I read this chapter at just the right time. I’ve been feeling pretty down since Saturday night, but I hadn’t really talked to God about it yet. Sure, I’ve told others about how I knew God was in control and stuff, but I hadn’t actually expressed myself to God. Of course, even when we express ‘ourselves’ to Him, it should never be self-centered. Take note, it does say in Mark 12:29-31 to love God and not ourselves. Haha.
(for yesterday’s chapter)
This chapter really hit me, because it talked about priorities. I’d like to think that I prioritize my relationship with God and my relationships with others.
But when I actually look back at the attitudes I’ve had and decisions I’ve made with regard to developing my relationships with others, I don’t think I prioritize it as much I prioritize other things, like school work and stuff.
“Relationships Are More Important Than Tasks,” says one heading in the chapter.
Agh. Right when I read that, I said to myself, “You’re such a workaholic kasi.”

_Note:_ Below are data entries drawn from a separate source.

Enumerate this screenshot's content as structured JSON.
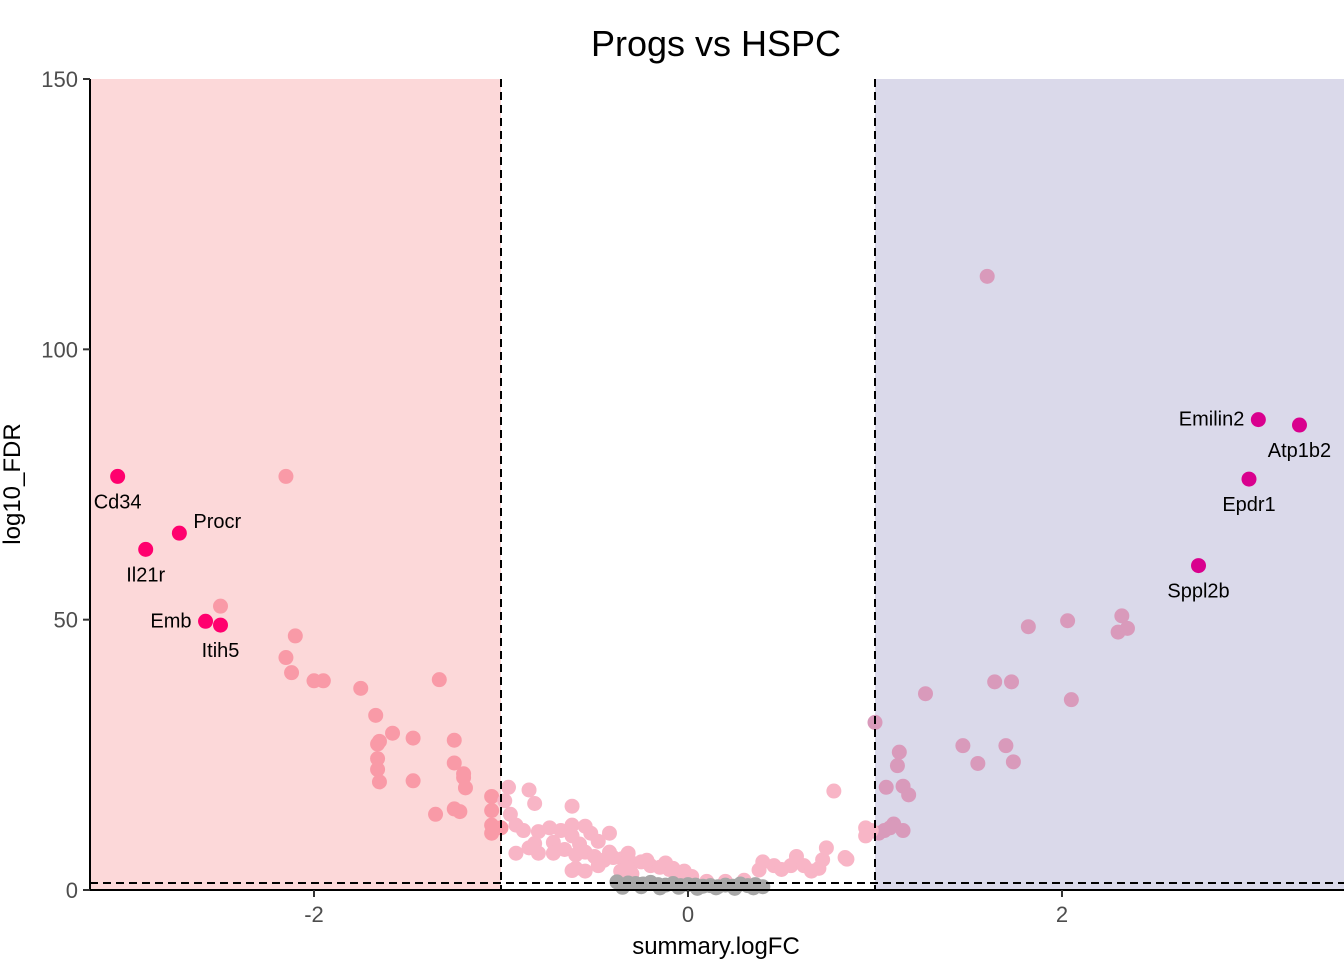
{
  "chart_data": {
    "type": "scatter",
    "title": "Progs vs HSPC",
    "xlabel": "summary.logFC",
    "ylabel": "log10_FDR",
    "xlim": [
      -3.2,
      3.5
    ],
    "ylim": [
      0,
      150
    ],
    "xticks": [
      -2,
      0,
      2
    ],
    "yticks": [
      0,
      50,
      100,
      150
    ],
    "grid": false,
    "legend": "none",
    "thresholds": {
      "logfc": [
        -1,
        1
      ],
      "log10_fdr": 1.3
    },
    "colors": {
      "down_region": "#fcd8d9",
      "up_region": "#dad9ea",
      "down_point": "#f99aa7",
      "up_point": "#d99abb",
      "mid_point": "#f8b5c6",
      "ns_point": "#a7a7a7",
      "down_labeled": "#ff006e",
      "up_labeled": "#d9008e"
    },
    "series": [
      {
        "group": "down",
        "points": [
          [
            -2.15,
            76.5
          ],
          [
            -2.5,
            52.5
          ],
          [
            -2.1,
            47
          ],
          [
            -2.15,
            43
          ],
          [
            -2.12,
            40.2
          ],
          [
            -2.0,
            38.7
          ],
          [
            -1.95,
            38.7
          ],
          [
            -1.75,
            37.3
          ],
          [
            -1.67,
            32.3
          ],
          [
            -1.58,
            29
          ],
          [
            -1.65,
            27.5
          ],
          [
            -1.66,
            27
          ],
          [
            -1.66,
            24.3
          ],
          [
            -1.66,
            22.3
          ],
          [
            -1.65,
            20
          ],
          [
            -1.47,
            28.1
          ],
          [
            -1.47,
            20.2
          ],
          [
            -1.33,
            38.9
          ],
          [
            -1.25,
            27.7
          ],
          [
            -1.25,
            23.5
          ],
          [
            -1.2,
            21.5
          ],
          [
            -1.2,
            20.8
          ],
          [
            -1.19,
            18.9
          ],
          [
            -1.25,
            15
          ],
          [
            -1.22,
            14.5
          ],
          [
            -1.35,
            14
          ],
          [
            -1.05,
            17.3
          ],
          [
            -1.05,
            14.7
          ],
          [
            -1.0,
            11.5
          ],
          [
            -1.05,
            12
          ],
          [
            -1.05,
            10.5
          ]
        ]
      },
      {
        "group": "up",
        "points": [
          [
            1.6,
            113.5
          ],
          [
            1.82,
            48.7
          ],
          [
            2.03,
            49.8
          ],
          [
            2.05,
            35.2
          ],
          [
            2.32,
            50.7
          ],
          [
            2.3,
            47.7
          ],
          [
            2.35,
            48.4
          ],
          [
            1.27,
            36.3
          ],
          [
            1.64,
            38.5
          ],
          [
            1.73,
            38.5
          ],
          [
            1.47,
            26.7
          ],
          [
            1.55,
            23.4
          ],
          [
            1.7,
            26.7
          ],
          [
            1.74,
            23.7
          ],
          [
            1.0,
            31
          ],
          [
            1.13,
            25.5
          ],
          [
            1.12,
            23
          ],
          [
            1.06,
            19
          ],
          [
            1.15,
            19.2
          ],
          [
            1.18,
            17.6
          ],
          [
            1.1,
            12.2
          ],
          [
            1.08,
            11.5
          ],
          [
            1.05,
            11
          ],
          [
            1.02,
            10.5
          ],
          [
            1.15,
            11
          ]
        ]
      },
      {
        "group": "mid",
        "points": [
          [
            -0.96,
            19
          ],
          [
            -0.85,
            18.5
          ],
          [
            -0.98,
            16.5
          ],
          [
            -0.82,
            16
          ],
          [
            -0.62,
            15.5
          ],
          [
            -0.95,
            14
          ],
          [
            -0.92,
            12
          ],
          [
            -0.88,
            11
          ],
          [
            -0.8,
            10.8
          ],
          [
            -0.74,
            11.5
          ],
          [
            -0.68,
            11
          ],
          [
            -0.62,
            12
          ],
          [
            -0.55,
            11.8
          ],
          [
            -0.62,
            10
          ],
          [
            -0.52,
            10.5
          ],
          [
            -0.48,
            9
          ],
          [
            -0.42,
            10.5
          ],
          [
            -0.58,
            8.5
          ],
          [
            -0.72,
            8.8
          ],
          [
            -0.82,
            8.6
          ],
          [
            -0.85,
            7.8
          ],
          [
            -0.8,
            6.8
          ],
          [
            -0.72,
            6.8
          ],
          [
            -0.66,
            7.5
          ],
          [
            -0.6,
            6.5
          ],
          [
            -0.55,
            7
          ],
          [
            -0.5,
            6.2
          ],
          [
            -0.45,
            5.5
          ],
          [
            -0.4,
            6
          ],
          [
            -0.35,
            5.8
          ],
          [
            -0.3,
            5
          ],
          [
            -0.25,
            5.2
          ],
          [
            -0.2,
            4.5
          ],
          [
            -0.15,
            4.2
          ],
          [
            -0.1,
            3.8
          ],
          [
            -0.05,
            3
          ],
          [
            -0.6,
            4
          ],
          [
            -0.55,
            3.5
          ],
          [
            -0.62,
            3.6
          ],
          [
            -0.48,
            4.5
          ],
          [
            -0.36,
            3.5
          ],
          [
            -0.3,
            3
          ],
          [
            -0.42,
            7
          ],
          [
            -0.32,
            6.8
          ],
          [
            -0.22,
            5.5
          ],
          [
            -0.12,
            5
          ],
          [
            -0.08,
            4
          ],
          [
            -0.02,
            3.5
          ],
          [
            0.02,
            2.5
          ],
          [
            -0.92,
            6.8
          ],
          [
            0.1,
            1.6
          ],
          [
            0.2,
            1.6
          ],
          [
            0.3,
            1.8
          ],
          [
            0.38,
            3.7
          ],
          [
            0.4,
            5.2
          ],
          [
            0.46,
            4.5
          ],
          [
            0.5,
            3.8
          ],
          [
            0.55,
            4.5
          ],
          [
            0.58,
            6.2
          ],
          [
            0.62,
            4.5
          ],
          [
            0.66,
            3.5
          ],
          [
            0.7,
            4
          ],
          [
            0.72,
            5.6
          ],
          [
            0.74,
            7.8
          ],
          [
            0.78,
            18.3
          ],
          [
            0.84,
            6
          ],
          [
            0.85,
            5.7
          ],
          [
            0.95,
            11.5
          ],
          [
            0.98,
            11
          ],
          [
            0.95,
            10
          ]
        ]
      },
      {
        "group": "ns",
        "points": [
          [
            -0.38,
            1.5
          ],
          [
            -0.32,
            1.3
          ],
          [
            -0.28,
            1.2
          ],
          [
            -0.24,
            1.1
          ],
          [
            -0.2,
            1.4
          ],
          [
            -0.16,
            1.0
          ],
          [
            -0.12,
            0.9
          ],
          [
            -0.08,
            1.2
          ],
          [
            -0.04,
            0.8
          ],
          [
            0.0,
            1.0
          ],
          [
            0.04,
            0.9
          ],
          [
            0.08,
            0.7
          ],
          [
            0.12,
            0.8
          ],
          [
            0.16,
            0.6
          ],
          [
            0.2,
            0.9
          ],
          [
            0.24,
            0.7
          ],
          [
            0.28,
            1.1
          ],
          [
            0.32,
            0.8
          ],
          [
            0.36,
            1.0
          ],
          [
            0.4,
            0.6
          ],
          [
            -0.35,
            0.5
          ],
          [
            -0.25,
            0.6
          ],
          [
            -0.15,
            0.4
          ],
          [
            -0.05,
            0.5
          ],
          [
            0.05,
            0.3
          ],
          [
            0.15,
            0.4
          ],
          [
            0.25,
            0.3
          ],
          [
            0.35,
            0.4
          ]
        ]
      }
    ],
    "labeled_genes": [
      {
        "name": "Cd34",
        "x": -3.05,
        "y": 76.5,
        "group": "down",
        "label_pos": "below"
      },
      {
        "name": "Procr",
        "x": -2.72,
        "y": 66,
        "group": "down",
        "label_pos": "right"
      },
      {
        "name": "Il21r",
        "x": -2.9,
        "y": 63,
        "group": "down",
        "label_pos": "below"
      },
      {
        "name": "Emb",
        "x": -2.58,
        "y": 49.7,
        "group": "down",
        "label_pos": "left"
      },
      {
        "name": "Itih5",
        "x": -2.5,
        "y": 49,
        "group": "down",
        "label_pos": "below"
      },
      {
        "name": "Emilin2",
        "x": 3.05,
        "y": 87,
        "group": "up",
        "label_pos": "left"
      },
      {
        "name": "Atp1b2",
        "x": 3.27,
        "y": 86,
        "group": "up",
        "label_pos": "below"
      },
      {
        "name": "Epdr1",
        "x": 3.0,
        "y": 76,
        "group": "up",
        "label_pos": "below"
      },
      {
        "name": "Sppl2b",
        "x": 2.73,
        "y": 60,
        "group": "up",
        "label_pos": "below"
      }
    ]
  }
}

For a time in high school, I would go home right away after school to do my homework (and another very wrong reason), whereas my batchmates would normally hang out at the school’s canteen or lobby.
Ever since fourth year high school or first year college (I can’t really remember), I’ve regretted all those times I chose to go home instead of hang out with them.
Recently, though, I’ve been allowing gimmicks and other forms of bonding or fellowship to interrupt my plans. It was a little hard for me at first, but I saw that I wasn’t giving enough time for rest and fellowship.
But, after reading this chapter, I have to ask myself what my motives were. Last semester, I think it was more for me to get away from my school work than it was to develop relationships. Sure, it was an afterthought and all. I really did miss the people I hung out with. But the motives were more self-centered than God-centered.
In Day 1’s chapter, the main verse to ponder on was this:
“The most important one,” answered Jesus, “is this: ‘Hear, O Israel, the Lord our God, the Lord is one. Love the Lord your God with all your heart and with all your soul and with all your mind and with all your strength.’ The second is this: ‘Love your neighbor as yourself.’There is no commandment greater than these.”
The most important command is to love God with everything about us, which means that we would surrender everything about us, our whole lives, to Him and His purpose. And since we know that the second greatest commandment is to love our neighbor, or anyone within our sphere of influence, our love for God should motivate us to obey the second greatest commandment.
If I really prioritize my relationship with God, I would prioritize developing my relationships with others as well.
And if I really prioritized them, I would be much more intentional about it, too.
Today, meaning yesterday (November 6), I started reading Tom Holladay’s Relationship Principles of Jesus. I already started last week, but I reread it from the beginning again today because I wasn’t able to read it consistently enough last week for me to really reflect on it and do something about what I had just read.
This book will take me 40 days to read. One chapter per day. I initially planned on reading this in less, but it was said in the foreword that it would be better to go at the pace it was intended so that I would really be able to reflect on the daily lessons.
Day 1’s chapter talked about the importance of relationships and how we should prioritize them. In the Gospels, you can actually see that Jesus Himself prioritized relationships. He didn’t come down here on earth and shove in people’s faces that He was the Son of God. He actually developed relationships with the people around Him, regardless of their background.
I never thought of it that way. Today’s chapter reminded me that God is a relational God. He expects us to value and develop our relationship with Him as well as our relationships with others.
The next chapters are all gonna be about how exactly this should be done. I’m really excited for this!